The room fell silent.

“Miss Appleby,” he said. “My name is Sir Lancelot Tumble, founder of Ruff, Tumble and Bounderby. We are delighted to welcome you.”

Felicity stared at him with round eyes. “Am I …am I dead?” she asked finally. The group burst out laughing

“Certainly not!”

“Are … are you ghosts?” They laughed even louder this time.

 

“Sorry Uncle Lancelot,” said Frederick. “Miss Appleby bumped her head and we didn’t have a chance to explain.”

“I see. Well, Miss Appleby. We are what you could call Impressions.”

“What?”

“Everybody here has at some time or other had something important to do with this building. Smudge was a very popular post boy. Mrs Twizleton …” the lady in the black dress nodded at her. “… was one of London’s finest detectives in the 1870s. Her office was on the ground floor.”

“And all of us,” continued Frederick. “Made an impression on this building. You see, there are certain special buildings, like this one, that are similar to living organisms, they take in impressions of particular people. The same as when you press a key into wax, you get the shape – the impression - of the key left behind in the wax.”

“This means we remain here, even if our physical selves have left the building and our souls have joined the heavenly choir up above,” added Sir Lancelot piously. “But mostly you ‘living’ people hardly notice us.”

“Why can I see you properly? And what did your nephew mean when he said you needed my help?”

“No idea why you can see us, it’s very rare these days. In fact, I think since about 1980 you’re the first one.
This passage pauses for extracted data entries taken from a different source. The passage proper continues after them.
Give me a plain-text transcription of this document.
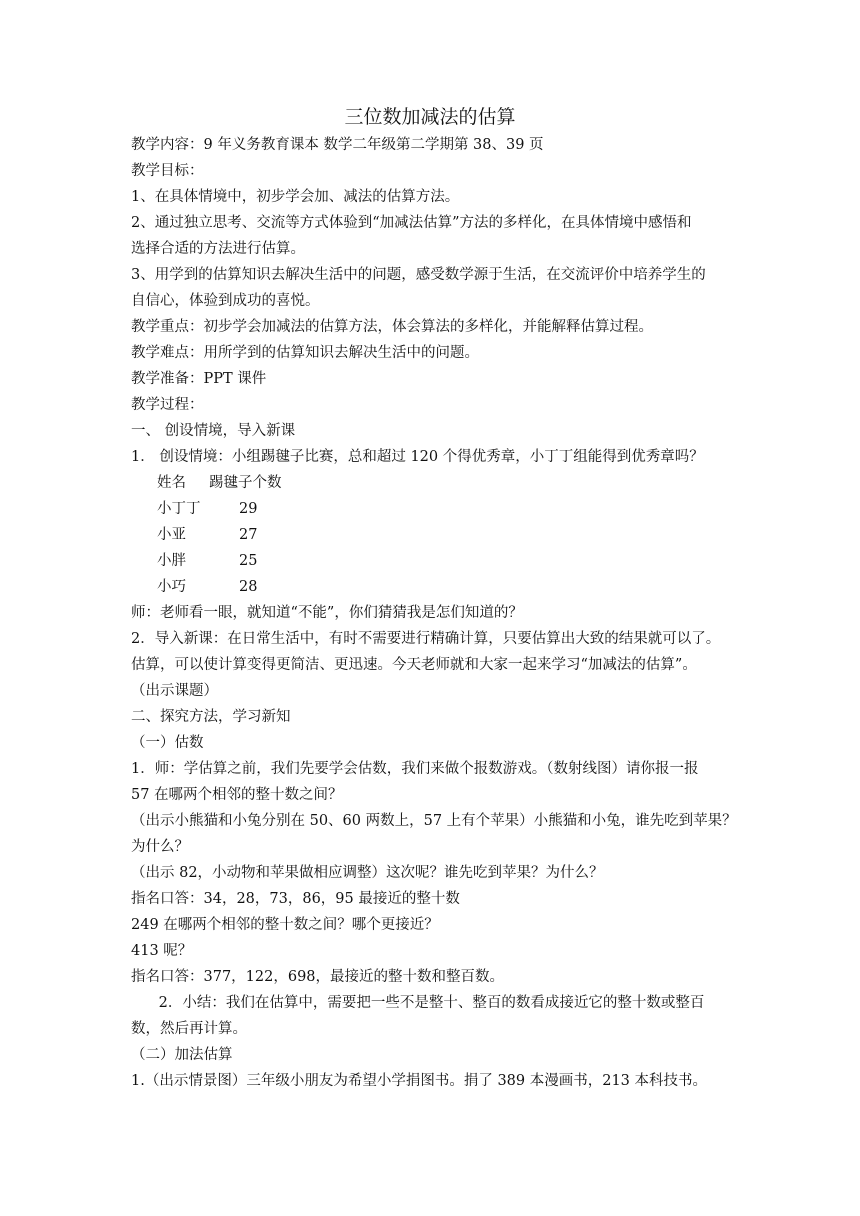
三位数加减法的估算
教学内容：9 年义务教育课本 数学二年级第二学期第 38、39 页
教学目标：
1、在具体情境中，初步学会加、减法的估算方法。
2、通过独立思考、交流等方式体验到“加减法估算”方法的多样化，在具体情境中感悟和
选择合适的方法进行估算。
3、用学到的估算知识去解决生活中的问题，感受数学源于生活，在交流评价中培养学生的
自信心，体验到成功的喜悦。
教学重点：初步学会加减法的估算方法，体会算法的多样化，并能解释估算过程。
教学难点：用所学到的估算知识去解决生活中的问题。
教学准备：PPT 课件
教学过程：
一、 创设情境，导入新课
1． 创设情境：小组踢毽子比赛，总和超过 120 个得优秀章，小丁丁组能得到优秀章吗？
姓名 踢毽子个数
小丁丁	29
小亚	27
小胖	25
小巧	28
师：老师看一眼，就知道“不能”，你们猜猜我是怎们知道的？
2．导入新课：在日常生活中，有时不需要进行精确计算，只要估算出大致的结果就可以了。
估算，可以使计算变得更简洁、更迅速。今天老师就和大家一起来学习“加减法的估算”。
（出示课题）
二、探究方法，学习新知
（一）估数
1．师：学估算之前，我们先要学会估数，我们来做个报数游戏。（数射线图）请你报一报
57 在哪两个相邻的整十数之间？
（出示小熊猫和小兔分别在 50、60 两数上，57 上有个苹果）小熊猫和小兔，谁先吃到苹果？
为什么？
（出示 82，小动物和苹果做相应调整）这次呢？谁先吃到苹果？为什么？
指名口答：34，28，73，86，95 最接近的整十数
249 在哪两个相邻的整十数之间？哪个更接近？
413 呢？
指名口答：377，122，698，最接近的整十数和整百数。
2．小结：我们在估算中，需要把一些不是整十、整百的数看成接近它的整十数或整百
数，然后再计算。
（二）加法估算
1.（出示情景图）三年级小朋友为希望小学捐图书。捐了 389 本漫画书，213 本科技书。
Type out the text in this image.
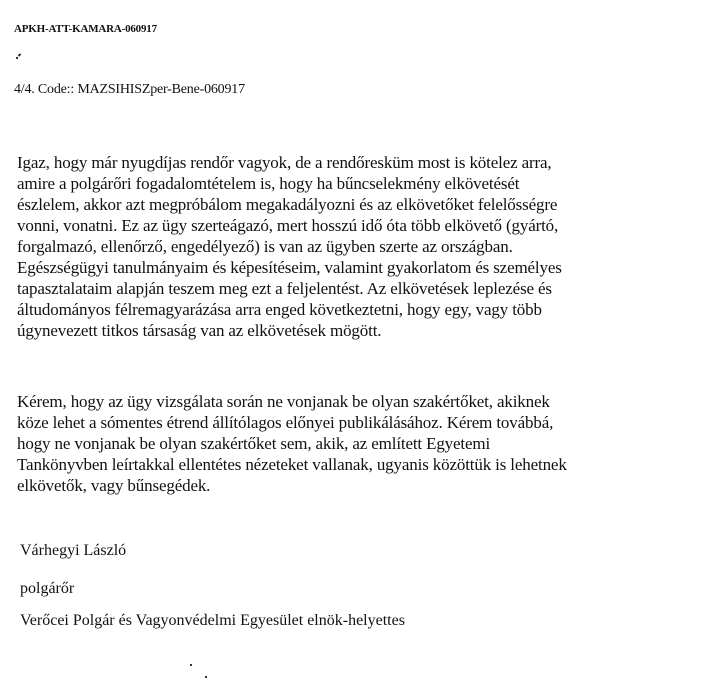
APKH-ATT-KAMARA-060917
4/4. Code:: MAZSIHISZper-Bene-060917
Igaz, hogy már nyugdíjas rendőr vagyok, de a rendőresküm most is kötelez arra,
amire a polgárőri fogadalomtételem is, hogy ha bűncselekmény elkövetését
észlelem, akkor azt megpróbálom megakadályozni és az elkövetőket felelősségre
vonni, vonatni. Ez az ügy szerteágazó, mert hosszú idő óta több elkövető (gyártó,
forgalmazó, ellenőrző, engedélyező) is van az ügyben szerte az országban.
Egészségügyi tanulmányaim és képesítéseim, valamint gyakorlatom és személyes
tapasztalataim alapján teszem meg ezt a feljelentést. Az elkövetések leplezése és
áltudományos félremagyarázása arra enged következtetni, hogy egy, vagy több
úgynevezett titkos társaság van az elkövetések mögött.
Kérem, hogy az ügy vizsgálata során ne vonjanak be olyan szakértőket, akiknek
köze lehet a sómentes étrend állítólagos előnyei publikálásához. Kérem továbbá,
hogy ne vonjanak be olyan szakértőket sem, akik, az említett Egyetemi
Tankönyvben leírtakkal ellentétes nézeteket vallanak, ugyanis közöttük is lehetnek
elkövetők, vagy bűnsegédek.
Várhegyi László
polgárőr
Verőcei Polgár és Vagyonvédelmi Egyesület elnök-helyettes
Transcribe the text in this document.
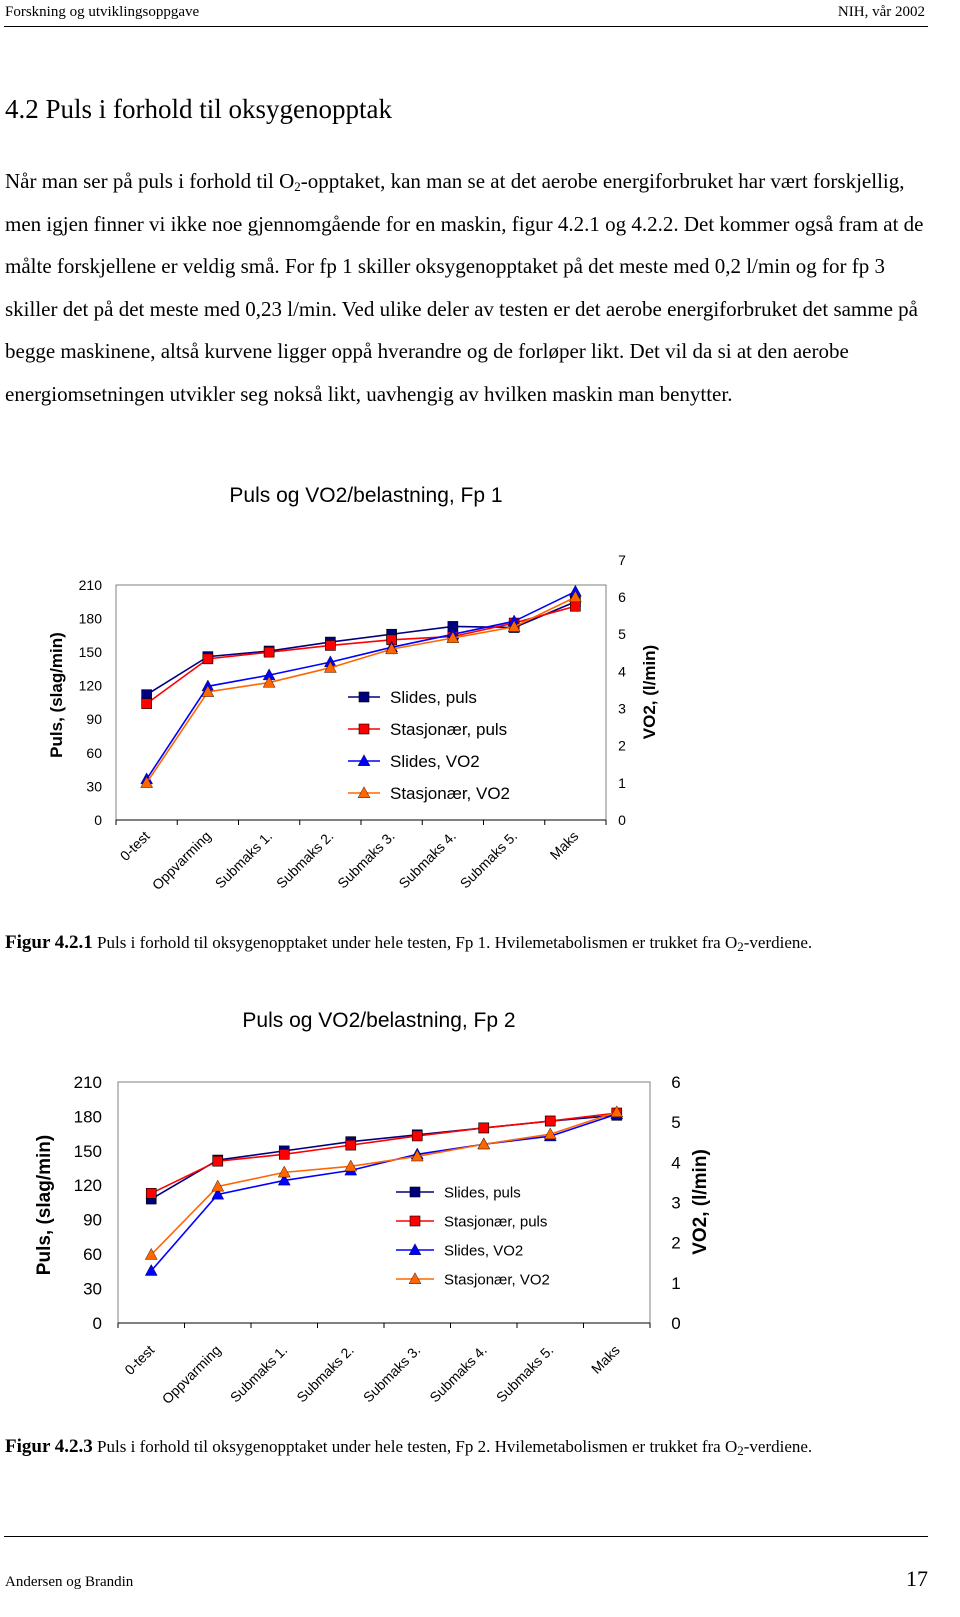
Forskning og utviklingsoppgave	NIH, vår 2002
4.2 Puls i forhold til oksygenopptak

Når man ser på puls i forhold til $O_2$-opptaket, kan man se at det aerobe energiforbruket har vært forskjellig, men igjen finner vi ikke noe gjennomgående for en maskin, figur 4.2.1 og 4.2.2. Det kommer også fram at de målte forskjellene er veldig små. For fp 1 skiller oksygenopptaket på det meste med 0,2 l/min og for fp 3 skiller det på det meste med 0,23 l/min. Ved ulike deler av testen er det aerobe energiforbruket det samme på begge maskinene, altså kurvene ligger oppå hverandre og de forløper likt. Det vil da si at den aerobe energiomsetningen utvikler seg nokså likt, uavhengig av hvilken maskin man benytter.

Puls og VO2/belastning, Fp 1
0
30
60
90
120
150
180
210
0
1
2
3
4
5
6
7
Puls, (slag/min)	VO2, (l/min)
0-test
Oppvarming
Submaks 1.
Submaks 2.
Submaks 3.
Submaks 4.
Submaks 5. Maks
Slides, puls
Stasjonær, puls
Slides, VO2
Stasjonær, VO2
Figur 4.2.1 Puls i forhold til oksygenopptaket under hele testen, Fp 1. Hvilemetabolismen er trukket fra $O_2$-verdiene.
Puls og VO2/belastning, Fp 2
0
30
60
90
120
150
180
210
0
1
2
3
4
5
6
Puls, (slag/min)	VO2, (l/min)
0-test Oppvarming Submaks 1. Submaks 2. Submaks 3. Submaks 4. Submaks 5. Maks
Slides, puls
Stasjonær, puls
Slides, VO2
Stasjonær, VO2
Figur 4.2.3 Puls i forhold til oksygenopptaket under hele testen, Fp 2. Hvilemetabolismen er trukket fra $O_2$-verdiene.
Andersen og Brandin	17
I blame television, you know, and now with this computer nonsense everybody is …”

“Uncle!”

“I beg your pardon. Your second question. Help. Why we need it. You may remember this morning you were rewriting a document for Mr Gus Twobit because his English is so execrable.”

“Yes.”

“Well, did you notice what the document was about?”

“Something to do with the sale of a property and its redevelopment.”

“Exactly. Well, the property in question is this one. The directors plan to sell this building to some investors who will probably build some architectural monstrosity on this site. Next week they have invited the possible purchasers over for a meeting to conclude the deal. But that’s not the worst of it.” He leant forward, grasped her hands with his and looked into her eyes. “Miss Appleby, unless you can help us stop this building being torn down and replaced, we cease to exist!”